Adiponutrin is a triacylglycerol lipase that mediates triacylglycerol hydrolysis in adipocytes. The encoded protein, which appears to be membrane bound, may be involved in the balance of energy usage/storage in adipocytes.

==Genomics==

The gene is located on the long arm of chromosome 22 at band 13.31 (22q13.31). It lies on the Watson (plus) strand and is 40,750 bases in length.

Upstream of the gene, putative binding sites for several transcription factors have been identified. These include PPAR-gamma, POU2F1, and POU2F2. It is not known at present whether any of these transcriptions factors are actually involved in the regulation of this gene.

==Biochemistry==

The recommended name for the gene product is patatin-like phospholipase domain-containing protein 3. It is a single-pass type II membrane protein and is a multifunctional enzyme with both triacylglycerol lipase and acylglycerol O-acyltransferase activities. It is involved in the triacylglycerol hydrolysis in adipocytes and may play a role in energy metabolism.

The mature protein is 481 amino acids in length and the predicted molecular weight is 52.865 kilodaltons (kDa).

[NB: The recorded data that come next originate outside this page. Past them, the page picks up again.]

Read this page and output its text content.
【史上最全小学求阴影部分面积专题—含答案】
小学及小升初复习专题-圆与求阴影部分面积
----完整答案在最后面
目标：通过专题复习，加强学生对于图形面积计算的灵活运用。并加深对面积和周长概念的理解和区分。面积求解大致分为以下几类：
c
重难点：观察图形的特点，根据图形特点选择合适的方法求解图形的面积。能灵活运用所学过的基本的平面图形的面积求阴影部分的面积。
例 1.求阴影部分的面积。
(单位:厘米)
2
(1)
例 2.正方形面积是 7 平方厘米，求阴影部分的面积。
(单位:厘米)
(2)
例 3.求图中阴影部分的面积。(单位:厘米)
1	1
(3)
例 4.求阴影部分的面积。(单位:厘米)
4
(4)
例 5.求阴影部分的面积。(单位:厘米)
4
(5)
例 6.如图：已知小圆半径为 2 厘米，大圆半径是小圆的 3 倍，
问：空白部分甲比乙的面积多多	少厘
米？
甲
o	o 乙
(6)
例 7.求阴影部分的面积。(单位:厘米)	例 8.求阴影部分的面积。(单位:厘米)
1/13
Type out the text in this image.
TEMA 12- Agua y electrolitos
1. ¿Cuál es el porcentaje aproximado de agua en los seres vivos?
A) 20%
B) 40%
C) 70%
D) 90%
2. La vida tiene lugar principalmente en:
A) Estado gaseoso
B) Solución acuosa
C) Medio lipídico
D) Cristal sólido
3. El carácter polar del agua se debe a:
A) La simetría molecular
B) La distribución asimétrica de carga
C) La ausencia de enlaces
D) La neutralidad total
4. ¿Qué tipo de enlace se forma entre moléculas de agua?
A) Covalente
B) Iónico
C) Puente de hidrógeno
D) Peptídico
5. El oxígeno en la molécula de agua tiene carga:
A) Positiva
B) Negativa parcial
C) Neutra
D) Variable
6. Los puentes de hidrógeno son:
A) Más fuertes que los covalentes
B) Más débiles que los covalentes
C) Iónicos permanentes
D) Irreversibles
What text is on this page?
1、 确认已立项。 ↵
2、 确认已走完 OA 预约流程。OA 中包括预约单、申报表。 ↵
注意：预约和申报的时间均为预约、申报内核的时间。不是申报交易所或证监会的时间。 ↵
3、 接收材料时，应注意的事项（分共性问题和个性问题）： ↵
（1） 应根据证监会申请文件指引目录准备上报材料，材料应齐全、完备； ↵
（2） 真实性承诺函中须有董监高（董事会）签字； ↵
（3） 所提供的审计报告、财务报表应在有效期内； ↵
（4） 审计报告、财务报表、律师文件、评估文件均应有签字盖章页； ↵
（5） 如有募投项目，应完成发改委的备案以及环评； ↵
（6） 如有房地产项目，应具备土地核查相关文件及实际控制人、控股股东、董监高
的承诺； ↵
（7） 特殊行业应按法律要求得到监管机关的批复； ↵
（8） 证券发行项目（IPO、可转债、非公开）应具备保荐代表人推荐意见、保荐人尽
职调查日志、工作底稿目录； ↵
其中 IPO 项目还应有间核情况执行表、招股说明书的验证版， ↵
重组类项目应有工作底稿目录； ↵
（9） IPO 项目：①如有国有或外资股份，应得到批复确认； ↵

Two of the isoforms have been described, but the functional significance (if any) of these forms is not known.

==Clinical relevance==

An association between alcoholic liver disease in caucasians and variations in this gene has been confirmed. A mutation of isoleucine to methionine (I[ATC]>M[ATG]) SNP rs738409 has been confirmed to increase susceptibility to non-alcoholic liver disease and also to have effects in diabetes.